Detached retina. Detached retina is a condition in which the retina comes away from the back of the eye. As a result, the retina no longer works, and your vision will become blurry. In the event that the retina becomes detached, surgery is needed to reattach it. Symptoms of a detached retina include:

  • Seeing “stars” or flashes of light
  • Noticing a marked increase of floaters in the eye. Some floaters are expected after a posterior capsulotomy, but they should not get worse after the first day.
  • Shadows in your side vision, also called peripheral vision
  • A gray “curtain” that covers part of your field of vision

Increase in eye pressure. Your eyes are full of different fluids, including vitreous humor and aqueous humor. When your eye is healthy, it maintains a consistent, stable level of these fluids. Some increase in eye pressure is a common issue. Elevated eye pressure, also called ocular hypertension, can lead to glaucoma.

Glaucoma is a disease in which ocular hypertension has caused damage to the optic nerve. The optic nerve sends signals from the eye to the brain, and if the nerve is damaged, you could lose your vision.

There are often no symptoms of ocular hypertension until it turns into glaucoma. Symptoms of glaucoma include:

  • Severe pain in the eyes
  • Severe pain in the forehead
  • Headaches
  • Nausea
  • Vomiting
  • Eye redness
  • Seeing rainbows or halos of light
  • Blurry vision
  • Decreased vision

Treatment for ocular hypertension is medicated eye drops. Early intervention can prevent glaucoma, so be sure to keep in contact with your doctor and attend all post-op appointments.

Other risks and side effects of a posterior capsulotomy include swelling in the eye or the intraocular lens moving through the opening in the lens capsule created by the surgery.

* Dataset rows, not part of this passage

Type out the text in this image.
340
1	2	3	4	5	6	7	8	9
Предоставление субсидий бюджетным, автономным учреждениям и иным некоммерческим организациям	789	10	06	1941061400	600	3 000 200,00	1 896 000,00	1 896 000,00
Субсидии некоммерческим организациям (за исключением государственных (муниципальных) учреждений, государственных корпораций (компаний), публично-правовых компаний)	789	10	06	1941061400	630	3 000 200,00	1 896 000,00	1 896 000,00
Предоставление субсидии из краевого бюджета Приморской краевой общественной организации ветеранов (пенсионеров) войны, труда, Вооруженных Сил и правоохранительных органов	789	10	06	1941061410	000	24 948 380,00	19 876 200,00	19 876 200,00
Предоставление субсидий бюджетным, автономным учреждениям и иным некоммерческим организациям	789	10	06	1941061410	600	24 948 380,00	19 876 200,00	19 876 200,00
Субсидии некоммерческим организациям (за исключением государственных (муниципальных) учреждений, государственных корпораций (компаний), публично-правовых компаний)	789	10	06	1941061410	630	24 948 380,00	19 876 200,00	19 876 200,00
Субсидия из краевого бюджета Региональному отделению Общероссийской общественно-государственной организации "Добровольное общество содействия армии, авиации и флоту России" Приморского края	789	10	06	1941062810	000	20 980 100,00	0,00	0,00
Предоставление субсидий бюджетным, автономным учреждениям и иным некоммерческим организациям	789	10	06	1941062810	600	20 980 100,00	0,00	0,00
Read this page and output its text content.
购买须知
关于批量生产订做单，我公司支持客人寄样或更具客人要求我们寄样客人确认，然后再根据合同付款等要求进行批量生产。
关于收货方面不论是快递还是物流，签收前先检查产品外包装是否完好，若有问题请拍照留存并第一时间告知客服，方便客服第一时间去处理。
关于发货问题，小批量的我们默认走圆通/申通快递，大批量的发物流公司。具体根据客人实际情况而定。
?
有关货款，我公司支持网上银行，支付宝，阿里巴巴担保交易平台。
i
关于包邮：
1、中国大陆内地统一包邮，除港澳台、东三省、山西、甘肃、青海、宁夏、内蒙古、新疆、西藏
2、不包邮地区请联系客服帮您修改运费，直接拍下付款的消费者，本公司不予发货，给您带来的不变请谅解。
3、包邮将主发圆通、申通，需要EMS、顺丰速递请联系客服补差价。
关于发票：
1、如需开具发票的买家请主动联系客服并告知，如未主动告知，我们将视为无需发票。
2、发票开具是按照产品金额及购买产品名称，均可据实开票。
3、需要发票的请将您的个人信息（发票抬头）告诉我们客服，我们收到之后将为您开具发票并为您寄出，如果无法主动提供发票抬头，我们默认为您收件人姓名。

Clouding of the lens capsule, or posterior capsule opacification, only occurs as a side effect of cataract surgery. If you’ve never had cataract surgery, it’s nothing to worry about. Not everyone who has cataract surgery gets posterior capsule opacification. About 20% to 50% of patients will deal with it within 2-5 years of the cataract surgery. Children who have had cataract surgery are far more likely to need it than adults.

The most common symptoms of posterior capsule opacification are the same as those of cataracts. If you find yourself experiencing cataract symptoms again, it’s important to contact your doctor so they can examine you. They’ll be able to diagnose posterior capsule opacification with a slit-lamp test.

Currently, scientists are working on surgical techniques that can prevent posterior capsule opacification, possibly making posterior capsulotomies obsolete in the future.